In der von der St. Josefskongregation und dem Dominikus Ringeisen-Werk initiierten, etwa eineinhalbstündigen Lesung aus der Feder des Dramaturgen Martín Valdés-Stauber wird deutlich, mit welch gefühlloser Kälte und technokratischer Unbarmherzigkeit die Täter handelten. Etwa wenn ein Arzt seiner Frau schreibt, wie gut das Essen schmeckt, dass er in der SS-Kantine nach der Abarbeitung zahlreicher Todesurteile genießt. Nüchtern rechnen Kalkulationen aus der Heil- und Pflegeanstalt Hartheim vor, wie viele Millionen Reichsmark sich die Einrichtung und der Staat durch die „Desinfektion“ – also der Ermordung – von Patienten gespart habe.

„Die Gewalt steckt oft in kleinen Details, in der Nüchternheit“ ebensolcher Verwaltungsvorgänge, betont Felicitas Friedrich. Besonders nahe sei ihr der Brief einer Mutter gegangen, die einen flehentlichen Brief an die Heilanstalt richtet, ihr doch mitzuteilen, wo sich ihre Tochter nun befinde, nachdem sie in eine andere Einrichtung „verlegt“ worden sei. In einem Nachsatz, in dem die Frau darum bittet, ihr wenigstens die Leiche im Falle eines Ablebens zukommen zu lassen, wird deutlich, dass sie ahnt, welches Schicksal ihrem Kind zuteilgeworden ist.

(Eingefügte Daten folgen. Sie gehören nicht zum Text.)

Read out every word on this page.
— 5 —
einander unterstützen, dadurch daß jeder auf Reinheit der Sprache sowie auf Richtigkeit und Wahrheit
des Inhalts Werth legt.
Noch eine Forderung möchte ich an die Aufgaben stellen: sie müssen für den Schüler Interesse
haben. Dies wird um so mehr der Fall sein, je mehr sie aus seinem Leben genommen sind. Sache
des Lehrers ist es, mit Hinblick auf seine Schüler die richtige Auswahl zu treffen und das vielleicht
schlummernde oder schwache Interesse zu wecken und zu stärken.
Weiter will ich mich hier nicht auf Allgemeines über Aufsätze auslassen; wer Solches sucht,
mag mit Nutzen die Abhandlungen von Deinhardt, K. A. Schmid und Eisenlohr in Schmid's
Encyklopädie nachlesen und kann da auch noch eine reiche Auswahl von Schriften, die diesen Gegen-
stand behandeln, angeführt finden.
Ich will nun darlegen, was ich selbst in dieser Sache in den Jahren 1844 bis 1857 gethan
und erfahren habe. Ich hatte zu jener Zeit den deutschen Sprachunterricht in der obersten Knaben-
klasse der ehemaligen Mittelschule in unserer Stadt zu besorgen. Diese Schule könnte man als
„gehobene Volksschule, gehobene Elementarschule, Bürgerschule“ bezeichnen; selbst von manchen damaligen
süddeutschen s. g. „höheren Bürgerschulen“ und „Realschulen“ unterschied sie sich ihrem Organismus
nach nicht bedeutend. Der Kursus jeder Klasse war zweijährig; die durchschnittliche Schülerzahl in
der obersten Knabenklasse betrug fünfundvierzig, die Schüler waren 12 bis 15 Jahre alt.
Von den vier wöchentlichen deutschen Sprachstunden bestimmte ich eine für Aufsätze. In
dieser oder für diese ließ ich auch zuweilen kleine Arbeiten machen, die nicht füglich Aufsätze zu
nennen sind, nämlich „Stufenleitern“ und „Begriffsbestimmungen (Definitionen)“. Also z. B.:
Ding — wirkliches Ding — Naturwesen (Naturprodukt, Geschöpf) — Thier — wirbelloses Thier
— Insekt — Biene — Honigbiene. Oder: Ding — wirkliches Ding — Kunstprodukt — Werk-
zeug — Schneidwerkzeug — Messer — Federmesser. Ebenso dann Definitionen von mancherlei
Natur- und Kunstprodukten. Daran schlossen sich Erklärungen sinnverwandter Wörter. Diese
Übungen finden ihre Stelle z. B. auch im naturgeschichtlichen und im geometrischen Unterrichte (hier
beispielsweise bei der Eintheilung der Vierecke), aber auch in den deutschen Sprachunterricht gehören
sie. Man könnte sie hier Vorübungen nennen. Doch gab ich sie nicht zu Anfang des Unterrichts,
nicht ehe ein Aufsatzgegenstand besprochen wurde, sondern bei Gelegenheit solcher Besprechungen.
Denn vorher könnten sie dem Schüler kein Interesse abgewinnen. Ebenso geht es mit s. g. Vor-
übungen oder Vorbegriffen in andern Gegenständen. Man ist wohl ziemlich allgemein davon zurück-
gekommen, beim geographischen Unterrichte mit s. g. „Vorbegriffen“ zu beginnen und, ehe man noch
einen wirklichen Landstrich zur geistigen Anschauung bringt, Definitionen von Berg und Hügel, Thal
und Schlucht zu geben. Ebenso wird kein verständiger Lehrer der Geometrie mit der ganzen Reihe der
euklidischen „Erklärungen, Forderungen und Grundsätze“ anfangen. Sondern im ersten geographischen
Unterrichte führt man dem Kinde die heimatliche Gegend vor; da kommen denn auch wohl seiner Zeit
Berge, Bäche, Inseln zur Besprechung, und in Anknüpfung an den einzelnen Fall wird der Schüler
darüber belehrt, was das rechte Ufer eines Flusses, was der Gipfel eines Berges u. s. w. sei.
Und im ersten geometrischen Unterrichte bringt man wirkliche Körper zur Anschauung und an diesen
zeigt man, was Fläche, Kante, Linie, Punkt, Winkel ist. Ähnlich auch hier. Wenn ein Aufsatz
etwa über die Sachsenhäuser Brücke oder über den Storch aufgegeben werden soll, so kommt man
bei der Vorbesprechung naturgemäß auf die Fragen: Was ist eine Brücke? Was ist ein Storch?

Für ihn sei die Lesung besonders schmerzlich, erklärt Frangiskos Kakoulakis, der selbst vom Down-Syndrom betroffen ist. Es rühre sein Herz an, aus den Briefen herauszulesen, „dass die Leute nicht verstanden haben, dass sie sterben und verhungern werden“. Gleichzeitig sei das Leid, dass diesen Menschen widerfahren ist, und vor allem die Aufarbeitung und Erinnerung, ausschlaggebend dafür, dass Menschen wie er heute weiterleben und sich weiterentwickeln könnten. „Ich finde, dass wir alle gleichwertig sind“, fügt er hinzu.

Anhand historischer Akten und Täterdokumente, aber in erster Linie aus Briefen und Zeugnissen von Angehörigen und Opfern, die vor allem deswegen erhalten sind, weil die Ärzte sie nie abgeschickt haben, erhalten die Zuschauer einen verstörenden Einblick in diese Vorgänge.

Ein wichtiges Anliegen der Lesung sei es, so von Cranach, den Opfern eine Stimme zu geben und ihnen somit ihre Würde zurückzugeben. Die Erinnerung sei elementar, denn die Idee, den Wert eines Menschen anhand seiner volkswirtschaftlichen Leistungsfähigkeit und seiner erbbiologischen Qualität zu bemessen, entstammte nicht genuin der NS-Ideologie. Schon lange vor der Machtergreifung der Nazis ist ein solches Vorgehen in Medizinkreisen diskutiert und damit salonfähig gemacht worden. Von Cranach warnt auch, der Gedanke, „dass Menschen nicht alle gleich sind, ist nicht verschwunden“.

In diesem Sinne sei es besonders wichtig, an die Krankenmorde zu erinnern, mahnt auch der Geistliche Direktor des Dominikus Ringeisenwerks, Martin Riß, denn, so die Worte der von den Nazis zwangssterilisierten Künstlerin Dorothea Buck, „was nicht erinnert wird, kann immer wieder passieren, wenn sich die äußeren Lebensumstände entscheidend verschlechtern“.